Local sugar output is expected to drop by 2 percent this crop year due to climate change and farmers’ shift to more profitable crops.
According to the US Department of Agriculture (USDA), the Philippines’ sugar output for the current crop year beginning in September may only reach 2.14 million metric tons (MT) from the previous year’s 2.15 million MT.
The agency said in a report that the decline would be primarily due to the onset of the La Niña weather phenomenon in October or November this year that is characterized by above-above rainfall, which can adversely impact the growth of sugarcane.
The USDA also reported that farmlands dedicated to growing sugarcane in the Philippines may dip to 390,000 hectares this crop year from 403,000 ha the previous crop year—a trend that has been dampening sugar output and productivity.

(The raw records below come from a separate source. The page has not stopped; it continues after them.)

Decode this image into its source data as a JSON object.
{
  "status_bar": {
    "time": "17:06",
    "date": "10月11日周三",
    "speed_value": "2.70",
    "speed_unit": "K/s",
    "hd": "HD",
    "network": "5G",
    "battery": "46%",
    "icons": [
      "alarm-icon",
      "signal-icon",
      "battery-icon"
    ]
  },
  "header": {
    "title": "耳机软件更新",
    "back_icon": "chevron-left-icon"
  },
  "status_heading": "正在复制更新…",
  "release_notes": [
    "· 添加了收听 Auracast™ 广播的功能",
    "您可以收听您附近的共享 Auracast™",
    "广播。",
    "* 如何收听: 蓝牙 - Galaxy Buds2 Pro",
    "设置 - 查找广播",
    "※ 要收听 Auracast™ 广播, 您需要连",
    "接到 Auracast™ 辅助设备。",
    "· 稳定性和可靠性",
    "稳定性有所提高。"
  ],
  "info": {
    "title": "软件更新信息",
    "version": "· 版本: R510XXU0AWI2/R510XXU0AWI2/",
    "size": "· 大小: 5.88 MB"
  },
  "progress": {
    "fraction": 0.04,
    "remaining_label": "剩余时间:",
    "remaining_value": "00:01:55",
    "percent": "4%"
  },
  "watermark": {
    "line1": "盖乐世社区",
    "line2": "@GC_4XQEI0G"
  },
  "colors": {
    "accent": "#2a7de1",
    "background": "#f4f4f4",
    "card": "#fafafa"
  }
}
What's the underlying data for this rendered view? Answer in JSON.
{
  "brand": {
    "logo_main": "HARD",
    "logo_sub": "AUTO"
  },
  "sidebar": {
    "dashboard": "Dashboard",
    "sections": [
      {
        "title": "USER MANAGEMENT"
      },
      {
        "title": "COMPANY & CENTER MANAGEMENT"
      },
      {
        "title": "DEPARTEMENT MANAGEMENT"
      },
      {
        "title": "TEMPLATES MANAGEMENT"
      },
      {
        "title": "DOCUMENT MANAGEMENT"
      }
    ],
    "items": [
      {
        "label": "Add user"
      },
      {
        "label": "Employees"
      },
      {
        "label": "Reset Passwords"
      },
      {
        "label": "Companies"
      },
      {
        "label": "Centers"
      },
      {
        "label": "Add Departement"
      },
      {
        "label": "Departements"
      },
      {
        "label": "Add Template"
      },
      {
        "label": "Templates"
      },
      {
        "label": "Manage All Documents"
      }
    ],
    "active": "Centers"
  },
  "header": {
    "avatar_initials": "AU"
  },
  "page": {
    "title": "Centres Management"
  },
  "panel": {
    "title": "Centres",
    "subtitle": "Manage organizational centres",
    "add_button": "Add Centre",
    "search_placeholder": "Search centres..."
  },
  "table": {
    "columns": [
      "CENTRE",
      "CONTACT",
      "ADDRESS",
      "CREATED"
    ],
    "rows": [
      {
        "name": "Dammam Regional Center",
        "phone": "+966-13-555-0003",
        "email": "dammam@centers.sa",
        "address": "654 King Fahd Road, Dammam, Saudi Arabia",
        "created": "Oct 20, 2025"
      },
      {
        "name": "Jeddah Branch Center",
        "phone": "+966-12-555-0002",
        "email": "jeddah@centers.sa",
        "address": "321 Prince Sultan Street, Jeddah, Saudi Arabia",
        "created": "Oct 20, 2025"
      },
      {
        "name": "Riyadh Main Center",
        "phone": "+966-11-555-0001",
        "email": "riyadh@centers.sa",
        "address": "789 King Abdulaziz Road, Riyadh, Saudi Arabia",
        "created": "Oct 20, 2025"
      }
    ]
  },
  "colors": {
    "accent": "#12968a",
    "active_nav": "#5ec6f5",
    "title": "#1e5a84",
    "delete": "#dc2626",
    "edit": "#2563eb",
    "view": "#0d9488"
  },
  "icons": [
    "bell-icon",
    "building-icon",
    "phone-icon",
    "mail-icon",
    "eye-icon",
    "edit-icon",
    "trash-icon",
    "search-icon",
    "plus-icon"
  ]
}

“Sugarcane areas have been declining over the years mainly in favor of corn, bananas and other crops,” the USDA said.
It stressed, however, that the government’s sugarcane roadmap aims to address this by improving farm productivity through high-yielding varieties, continuous genetic improvement and technology adoption.
In response to the expected decrease in sugar output, the Sugar Regulatory Administration scrapped the export allocation this crop year to the United States.
This means all domestic production will be solely used for the domestic market—either for household or industrial use.
In a previous report, the USDA said that the country’s production of the sweetener may also be affected by the government’s proposal to liberalize the industry, although this has yet to gain ground.